Identity theft aside, computer viruses have a significant economic impact at the corporate level. Virus developers continually develop ways around the current protections and when they do companies have to update their antivirus software. This requires companies to budget money specifically for virus protection updates rather than using that money to invest in research and development or use that money to improve the quality of life of the employees. Additionally if a workers computer gets infected with a virus, their productivity is slowed until they can get the computer fixed and the company has to either pay for someone to fix or dedicate resources to resolving the issue. For the most part these viruses act as small inconveniences but multiplied over years and over the number of different companies in not just the US but the entire world, the loss of productivity and loss of money to fix the problems can total into the billions of dollars.

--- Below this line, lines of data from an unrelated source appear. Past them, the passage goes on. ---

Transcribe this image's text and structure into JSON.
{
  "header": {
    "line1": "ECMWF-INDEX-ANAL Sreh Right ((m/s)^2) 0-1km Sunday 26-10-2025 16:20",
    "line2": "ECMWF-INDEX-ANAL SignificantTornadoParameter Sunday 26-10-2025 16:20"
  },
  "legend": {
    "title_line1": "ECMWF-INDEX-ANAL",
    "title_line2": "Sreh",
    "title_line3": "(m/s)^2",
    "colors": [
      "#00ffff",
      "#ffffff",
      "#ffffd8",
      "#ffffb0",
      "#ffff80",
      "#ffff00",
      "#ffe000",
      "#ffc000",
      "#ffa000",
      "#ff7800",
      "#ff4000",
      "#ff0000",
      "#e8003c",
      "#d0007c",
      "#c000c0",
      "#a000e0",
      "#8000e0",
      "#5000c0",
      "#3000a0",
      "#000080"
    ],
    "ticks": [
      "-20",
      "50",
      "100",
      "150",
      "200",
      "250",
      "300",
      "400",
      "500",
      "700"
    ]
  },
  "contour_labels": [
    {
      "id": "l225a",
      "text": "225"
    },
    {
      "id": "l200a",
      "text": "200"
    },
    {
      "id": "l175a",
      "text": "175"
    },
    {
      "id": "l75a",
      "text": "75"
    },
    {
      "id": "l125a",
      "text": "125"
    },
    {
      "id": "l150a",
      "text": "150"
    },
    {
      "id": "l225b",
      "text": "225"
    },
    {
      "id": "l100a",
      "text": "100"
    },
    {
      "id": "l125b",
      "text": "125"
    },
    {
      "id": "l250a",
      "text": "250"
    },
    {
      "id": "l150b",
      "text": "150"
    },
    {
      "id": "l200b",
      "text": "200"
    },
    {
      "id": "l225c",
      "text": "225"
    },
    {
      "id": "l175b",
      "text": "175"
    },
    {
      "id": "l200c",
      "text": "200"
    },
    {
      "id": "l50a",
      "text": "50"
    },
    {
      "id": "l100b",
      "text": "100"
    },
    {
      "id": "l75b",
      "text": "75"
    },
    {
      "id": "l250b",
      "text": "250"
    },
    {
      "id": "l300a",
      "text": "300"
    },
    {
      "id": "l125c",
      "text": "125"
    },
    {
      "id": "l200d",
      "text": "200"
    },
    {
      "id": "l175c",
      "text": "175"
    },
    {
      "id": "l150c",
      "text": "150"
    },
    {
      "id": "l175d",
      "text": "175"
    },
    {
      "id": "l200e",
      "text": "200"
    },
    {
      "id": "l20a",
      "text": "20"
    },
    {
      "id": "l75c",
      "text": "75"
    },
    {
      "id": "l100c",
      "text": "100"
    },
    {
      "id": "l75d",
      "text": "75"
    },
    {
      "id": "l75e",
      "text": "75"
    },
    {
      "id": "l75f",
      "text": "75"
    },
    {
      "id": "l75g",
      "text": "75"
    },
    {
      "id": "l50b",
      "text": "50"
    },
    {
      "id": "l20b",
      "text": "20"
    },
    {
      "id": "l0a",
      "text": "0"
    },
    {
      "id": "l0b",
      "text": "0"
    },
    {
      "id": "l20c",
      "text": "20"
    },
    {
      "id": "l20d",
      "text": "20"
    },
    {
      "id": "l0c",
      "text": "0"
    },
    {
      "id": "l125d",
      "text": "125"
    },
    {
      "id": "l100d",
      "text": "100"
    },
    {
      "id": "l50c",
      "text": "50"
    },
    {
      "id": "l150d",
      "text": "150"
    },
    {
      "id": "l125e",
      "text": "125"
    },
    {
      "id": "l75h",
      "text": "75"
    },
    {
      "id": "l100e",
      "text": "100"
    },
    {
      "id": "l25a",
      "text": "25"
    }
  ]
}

The cost to a company can be slow, as described above, or fast and devastating as with the 2013 data security breach of Target. Being a major retailer in the US and across the world, Target had to pay $18.5 million to better its cyber security and the company also lost the faith of its shoppers so its revenue took a hit as well as well as put the customers at risk for identity theft.
As the world moves to become almost exclusively digital, we as a society need to understand the economic ramifications of gaps in cyber security and work so that we may be one step ahead of new computer viruses designed to circumvent in place security measures.